Pittsburgh Post-Gazette

Agonizing losses mount

PSU will try to move forward, aim for New Year’s Six bowl

- DAVE MOLINARI

Penn State hasn’t been very good at losing games in the past couple of years.

It only has happened four times in 29 games since the Nittany Lions staggered to a 2-2 start in 2016.

Nonetheles­s, they have hit upon an effective formula for transformi­ng apparent victories into agonizing defeats. To wit:

• Southern California scored 17 unanswered points in the final 8:15 of the 2017 Rose Bowl to claim a 5249 victory.

• Ohio State ran off 12 points in the final 4:20 of regulation on Oct. 28, 2017, for a 39-38 decision at Ohio Stadium.

• One week later, Michigan State recorded the only fourth-quarter points with two field goals, the latter of which came as time expired for a 27-24 triumph.

• The Buckeyes put up two touchdowns in the final 6:42 of the fourth quarter Saturday to earn a 27-26 victory at Beaver Stadium.

“This one hurts, obviously,” Penn State coach James Franklin said. “We didn’t finish the game when we should’ve finished the game.”

If nothing else, the Nittany Lions’ 25-4 run has reminded them that the difference between exhilarati­ng and excruciati­ng can be as narrow as it is stark.

That stretch includes overtime victories against Minnesota and Appalachia­n State, as well as one on the final play a year ago at Iowa. Conversely, Penn State has suffered — and that really is the operative word — the aforementi­oned four defeats by a total of eight points.

“It comes down to one point [against Ohio State] two years in a row,” offensive lineman Will Fries said. “And it’s the details that matter in the end.”

Well, only if things like receivers holding onto passes that ricochet off their hands and defenders executing sound tackles qualify as details. Those weren’t the Nittany Lions’ only failings Saturday, but they certainly figured prominentl­y in the outcome.
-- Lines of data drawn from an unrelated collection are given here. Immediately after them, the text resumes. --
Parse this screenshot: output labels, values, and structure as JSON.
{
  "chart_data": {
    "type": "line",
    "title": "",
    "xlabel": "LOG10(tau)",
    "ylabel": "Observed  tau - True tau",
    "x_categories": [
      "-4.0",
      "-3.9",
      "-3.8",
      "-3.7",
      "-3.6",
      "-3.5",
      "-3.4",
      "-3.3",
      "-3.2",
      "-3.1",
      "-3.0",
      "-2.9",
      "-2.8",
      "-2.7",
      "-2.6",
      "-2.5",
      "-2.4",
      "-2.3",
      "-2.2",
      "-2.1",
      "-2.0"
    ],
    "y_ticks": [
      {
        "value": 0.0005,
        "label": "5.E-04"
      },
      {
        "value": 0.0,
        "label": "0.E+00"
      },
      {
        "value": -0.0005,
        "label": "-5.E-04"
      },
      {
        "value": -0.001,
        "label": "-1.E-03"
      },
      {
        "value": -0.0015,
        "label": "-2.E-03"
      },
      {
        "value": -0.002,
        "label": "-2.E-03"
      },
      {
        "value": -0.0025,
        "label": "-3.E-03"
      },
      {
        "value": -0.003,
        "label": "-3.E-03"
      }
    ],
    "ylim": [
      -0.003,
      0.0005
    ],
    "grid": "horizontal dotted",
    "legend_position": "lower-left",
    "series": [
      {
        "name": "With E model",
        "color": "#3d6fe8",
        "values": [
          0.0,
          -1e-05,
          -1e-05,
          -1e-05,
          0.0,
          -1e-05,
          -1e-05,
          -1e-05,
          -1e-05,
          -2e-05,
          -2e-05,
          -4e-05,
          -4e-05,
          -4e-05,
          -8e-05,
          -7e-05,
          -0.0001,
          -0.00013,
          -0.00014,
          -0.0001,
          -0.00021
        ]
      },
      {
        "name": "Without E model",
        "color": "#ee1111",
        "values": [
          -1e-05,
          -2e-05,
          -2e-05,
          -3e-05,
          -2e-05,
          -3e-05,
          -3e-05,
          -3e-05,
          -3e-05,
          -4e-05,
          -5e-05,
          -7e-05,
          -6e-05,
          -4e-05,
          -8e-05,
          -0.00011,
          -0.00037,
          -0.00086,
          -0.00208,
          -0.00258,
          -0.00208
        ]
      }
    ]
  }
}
“We didn’t make the tackles that we need to make, and they capitalize­d on that,” safety Garrett Taylor said. “We let the game slide through our fingers.”

Kind of like some of his offensive teammates did with Trace McSorley throws.
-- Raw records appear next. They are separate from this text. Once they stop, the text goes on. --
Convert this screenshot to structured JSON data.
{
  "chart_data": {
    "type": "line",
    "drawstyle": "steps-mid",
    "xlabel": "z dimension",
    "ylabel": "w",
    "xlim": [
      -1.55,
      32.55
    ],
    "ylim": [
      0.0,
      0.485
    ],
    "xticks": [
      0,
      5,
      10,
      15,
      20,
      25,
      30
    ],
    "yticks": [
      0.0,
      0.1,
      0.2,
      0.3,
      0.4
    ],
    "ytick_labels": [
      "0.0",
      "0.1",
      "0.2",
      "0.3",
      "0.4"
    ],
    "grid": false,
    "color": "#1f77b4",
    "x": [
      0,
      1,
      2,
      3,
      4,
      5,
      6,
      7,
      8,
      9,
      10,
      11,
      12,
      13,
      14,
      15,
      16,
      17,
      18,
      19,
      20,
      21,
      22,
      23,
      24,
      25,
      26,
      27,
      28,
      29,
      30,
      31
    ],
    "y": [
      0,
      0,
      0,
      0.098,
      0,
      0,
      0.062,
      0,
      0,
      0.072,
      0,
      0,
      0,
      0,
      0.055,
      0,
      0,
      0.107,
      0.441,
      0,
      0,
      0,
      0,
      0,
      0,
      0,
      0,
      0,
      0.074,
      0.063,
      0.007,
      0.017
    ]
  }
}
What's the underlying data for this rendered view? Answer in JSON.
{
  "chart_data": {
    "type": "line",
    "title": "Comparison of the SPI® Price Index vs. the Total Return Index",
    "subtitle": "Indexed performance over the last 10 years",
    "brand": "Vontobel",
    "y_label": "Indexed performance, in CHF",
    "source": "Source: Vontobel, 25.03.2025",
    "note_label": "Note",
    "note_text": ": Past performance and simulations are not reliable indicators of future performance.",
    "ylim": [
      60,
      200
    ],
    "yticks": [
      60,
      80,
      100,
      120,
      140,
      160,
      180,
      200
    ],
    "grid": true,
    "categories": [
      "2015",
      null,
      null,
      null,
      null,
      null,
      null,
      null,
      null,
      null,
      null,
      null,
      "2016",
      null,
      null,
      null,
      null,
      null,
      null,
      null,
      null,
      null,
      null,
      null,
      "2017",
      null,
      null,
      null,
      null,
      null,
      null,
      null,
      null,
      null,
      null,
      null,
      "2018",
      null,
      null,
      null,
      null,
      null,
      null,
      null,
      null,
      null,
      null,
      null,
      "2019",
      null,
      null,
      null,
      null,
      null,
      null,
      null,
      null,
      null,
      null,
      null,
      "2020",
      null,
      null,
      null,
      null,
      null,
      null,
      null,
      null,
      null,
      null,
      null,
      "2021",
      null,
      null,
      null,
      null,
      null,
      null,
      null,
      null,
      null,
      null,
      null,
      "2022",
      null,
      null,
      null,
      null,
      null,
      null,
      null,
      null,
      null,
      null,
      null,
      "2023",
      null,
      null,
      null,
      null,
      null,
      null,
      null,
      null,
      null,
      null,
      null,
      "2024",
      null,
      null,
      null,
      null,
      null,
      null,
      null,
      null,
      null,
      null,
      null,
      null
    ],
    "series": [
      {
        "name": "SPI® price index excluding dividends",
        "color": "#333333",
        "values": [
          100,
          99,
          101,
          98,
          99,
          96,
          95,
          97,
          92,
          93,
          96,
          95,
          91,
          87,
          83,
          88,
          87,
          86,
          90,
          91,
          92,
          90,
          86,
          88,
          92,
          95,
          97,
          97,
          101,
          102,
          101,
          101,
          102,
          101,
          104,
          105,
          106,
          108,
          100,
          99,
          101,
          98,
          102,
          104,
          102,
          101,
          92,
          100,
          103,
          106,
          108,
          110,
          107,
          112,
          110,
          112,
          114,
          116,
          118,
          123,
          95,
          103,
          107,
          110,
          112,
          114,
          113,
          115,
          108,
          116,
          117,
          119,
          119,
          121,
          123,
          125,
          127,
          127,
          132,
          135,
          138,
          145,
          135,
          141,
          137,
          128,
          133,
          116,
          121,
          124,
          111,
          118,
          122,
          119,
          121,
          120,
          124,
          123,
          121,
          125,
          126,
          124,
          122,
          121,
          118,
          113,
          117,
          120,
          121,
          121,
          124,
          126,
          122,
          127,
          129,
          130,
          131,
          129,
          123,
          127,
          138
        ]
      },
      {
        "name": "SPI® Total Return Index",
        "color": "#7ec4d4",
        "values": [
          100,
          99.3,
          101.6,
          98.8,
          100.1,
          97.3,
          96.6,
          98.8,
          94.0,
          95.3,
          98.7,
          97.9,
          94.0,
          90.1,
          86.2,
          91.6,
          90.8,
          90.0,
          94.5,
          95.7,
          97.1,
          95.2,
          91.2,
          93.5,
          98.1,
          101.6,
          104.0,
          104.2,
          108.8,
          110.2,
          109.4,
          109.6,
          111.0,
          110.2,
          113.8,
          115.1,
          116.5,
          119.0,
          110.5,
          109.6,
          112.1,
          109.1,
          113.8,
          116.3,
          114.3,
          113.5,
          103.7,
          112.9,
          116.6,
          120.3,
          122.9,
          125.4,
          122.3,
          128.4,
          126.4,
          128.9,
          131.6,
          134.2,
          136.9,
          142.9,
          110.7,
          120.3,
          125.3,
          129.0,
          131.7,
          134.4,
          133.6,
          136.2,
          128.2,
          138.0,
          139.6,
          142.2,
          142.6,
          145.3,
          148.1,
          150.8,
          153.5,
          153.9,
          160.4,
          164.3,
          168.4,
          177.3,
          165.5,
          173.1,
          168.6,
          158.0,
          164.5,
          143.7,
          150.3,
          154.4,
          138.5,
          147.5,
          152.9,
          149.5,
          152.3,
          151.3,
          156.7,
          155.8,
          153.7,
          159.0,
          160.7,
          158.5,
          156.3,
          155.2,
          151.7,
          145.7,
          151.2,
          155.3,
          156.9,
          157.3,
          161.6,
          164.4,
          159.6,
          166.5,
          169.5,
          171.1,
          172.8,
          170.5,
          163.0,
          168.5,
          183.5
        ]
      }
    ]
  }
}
“There were some balls up there that I could get,” said Juwan Johnson, who made a spectacula­r onehanded grab in the first half.
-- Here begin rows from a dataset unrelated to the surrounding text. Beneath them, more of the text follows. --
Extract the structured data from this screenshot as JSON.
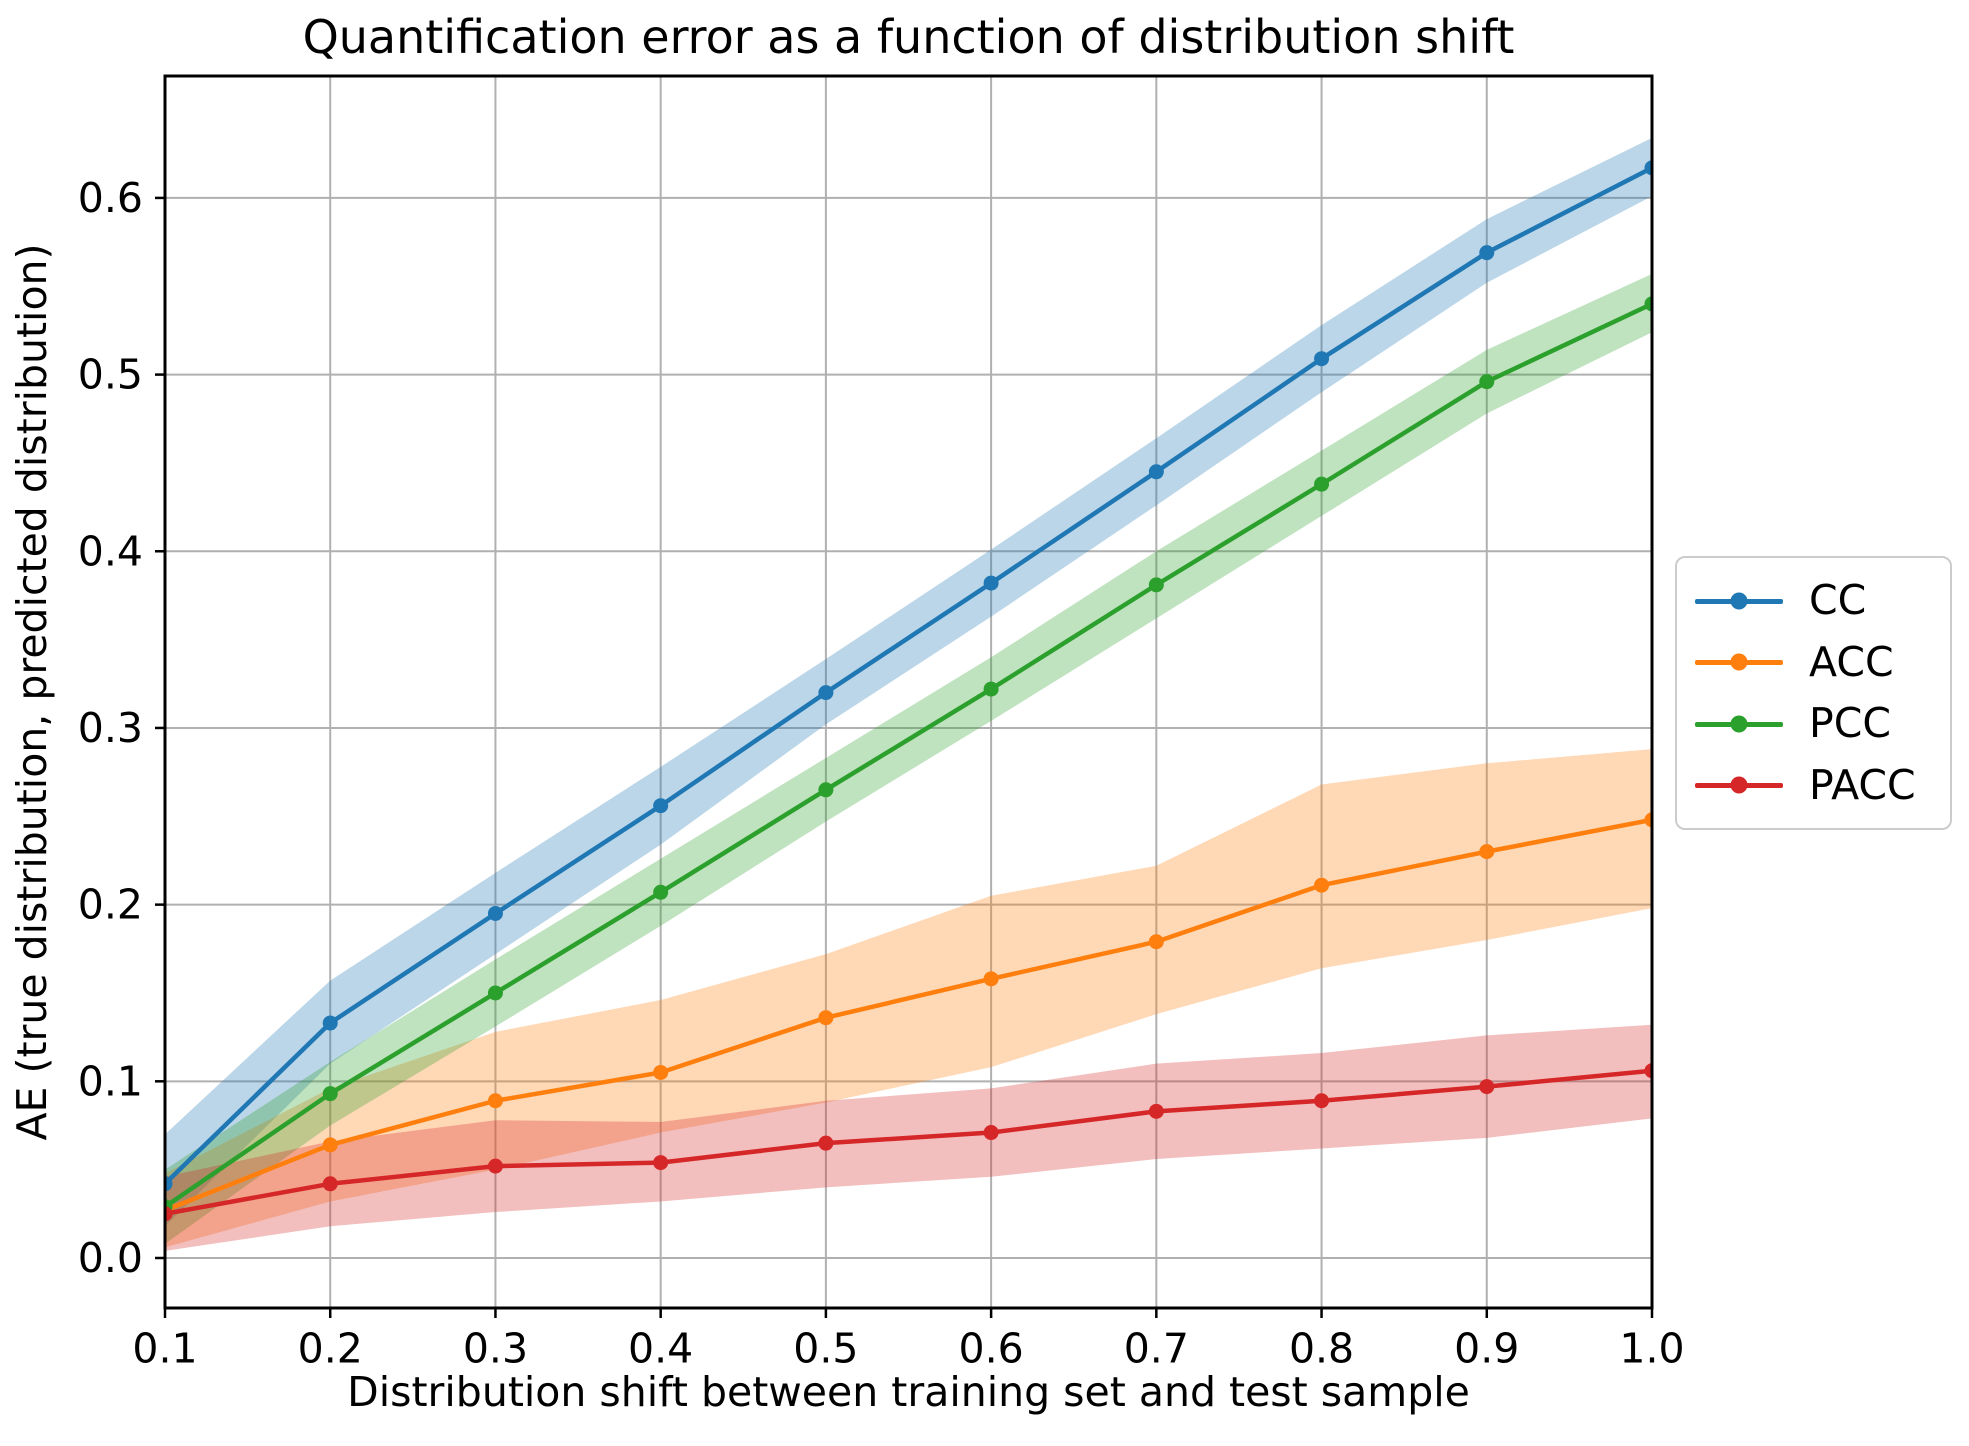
{
  "title": "Quantification error as a function of distribution shift",
  "axes": {
    "x_label": "Distribution shift between training set and test sample",
    "y_label": "AE (true distribution, predicted distribution)",
    "x_ticks": [
      "0.1",
      "0.2",
      "0.3",
      "0.4",
      "0.5",
      "0.6",
      "0.7",
      "0.8",
      "0.9",
      "1.0"
    ],
    "y_ticks": [
      "0.0",
      "0.1",
      "0.2",
      "0.3",
      "0.4",
      "0.5",
      "0.6"
    ]
  },
  "legend": {
    "entries": [
      {
        "label": "CC",
        "color": "#1f77b4"
      },
      {
        "label": "ACC",
        "color": "#ff7f0e"
      },
      {
        "label": "PCC",
        "color": "#2ca02c"
      },
      {
        "label": "PACC",
        "color": "#d62728"
      }
    ]
  },
  "colors": {
    "grid": "#b0b0b0",
    "spine": "#000000",
    "background": "#ffffff",
    "legend_border": "#cccccc"
  },
  "chart_data": {
    "type": "line",
    "title": "Quantification error as a function of distribution shift",
    "xlabel": "Distribution shift between training set and test sample",
    "ylabel": "AE (true distribution, predicted distribution)",
    "x": [
      0.1,
      0.2,
      0.3,
      0.4,
      0.5,
      0.6,
      0.7,
      0.8,
      0.9,
      1.0
    ],
    "series": [
      {
        "name": "CC",
        "color": "#1f77b4",
        "values": [
          0.042,
          0.133,
          0.195,
          0.256,
          0.32,
          0.382,
          0.445,
          0.509,
          0.569,
          0.617
        ],
        "band_lo": [
          0.018,
          0.11,
          0.172,
          0.234,
          0.302,
          0.363,
          0.426,
          0.49,
          0.552,
          0.601
        ],
        "band_hi": [
          0.07,
          0.157,
          0.218,
          0.278,
          0.339,
          0.401,
          0.464,
          0.528,
          0.588,
          0.634
        ]
      },
      {
        "name": "ACC",
        "color": "#ff7f0e",
        "values": [
          0.027,
          0.064,
          0.089,
          0.105,
          0.136,
          0.158,
          0.179,
          0.211,
          0.23,
          0.248
        ],
        "band_lo": [
          0.006,
          0.032,
          0.05,
          0.071,
          0.088,
          0.108,
          0.138,
          0.164,
          0.18,
          0.198
        ],
        "band_hi": [
          0.048,
          0.096,
          0.128,
          0.146,
          0.172,
          0.205,
          0.222,
          0.268,
          0.28,
          0.288
        ]
      },
      {
        "name": "PCC",
        "color": "#2ca02c",
        "values": [
          0.029,
          0.093,
          0.15,
          0.207,
          0.265,
          0.322,
          0.381,
          0.438,
          0.496,
          0.54
        ],
        "band_lo": [
          0.008,
          0.075,
          0.131,
          0.188,
          0.247,
          0.304,
          0.362,
          0.42,
          0.478,
          0.524
        ],
        "band_hi": [
          0.05,
          0.111,
          0.169,
          0.226,
          0.283,
          0.34,
          0.4,
          0.457,
          0.514,
          0.557
        ]
      },
      {
        "name": "PACC",
        "color": "#d62728",
        "values": [
          0.025,
          0.042,
          0.052,
          0.054,
          0.065,
          0.071,
          0.083,
          0.089,
          0.097,
          0.106
        ],
        "band_lo": [
          0.004,
          0.018,
          0.026,
          0.032,
          0.04,
          0.046,
          0.056,
          0.062,
          0.068,
          0.079
        ],
        "band_hi": [
          0.046,
          0.066,
          0.078,
          0.077,
          0.089,
          0.096,
          0.11,
          0.116,
          0.126,
          0.132
        ]
      }
    ],
    "xlim": [
      0.1,
      1.0
    ],
    "ylim": [
      -0.0283,
      0.669
    ],
    "grid": true,
    "band_alpha": 0.3,
    "legend_position": "outside-right"
  }
}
Drops have been an issue for Johnson and others throughout the season, but superior overall talent prevented them from being costly in Penn State’s previous four games. Against a national championsh­ip contender such as Ohio State, however, the margin for error shrinks considerab­ly, and Penn State strayed past the line of survivable mistakes.

The defeat caused the Nittany Lions to fall two spots, to No. 11, in the Associated Press rankings. Such a short-term impact was predictabl­e; what really matters is how Penn State reacts to losing.

In 2017, their setback in Columbus was followed by one at Michigan State seven days later.

“We let a one-point loss [snowball], then the next week we had a three-point loss,” McSorley said. “That’s the kind of stuff you can’t let happen. We lived that once. We can’t do that again.”

They won’t, if only because Penn State doesn’t play next weekend. How effectivel­y the players use the extra time before the Spartans visit Beaver Stadium Oct. 13 to rest, recover and refocus could go a long way toward determinin­g how the rest of their season plays out.

“We have to move on,” linebacker Koa Farmer said. “We can’t let this define our season.”

Although finishing first in the Big Ten Conference East Division is, at best, a long shot now — Penn State would have to win its final seven games, while the Buckeyes lose two — qualifying for a New Year’s Six bowl for the third season in a row remains viable.

“There’s a lot of ball to be played,” McSorley said. “A lot of season left.”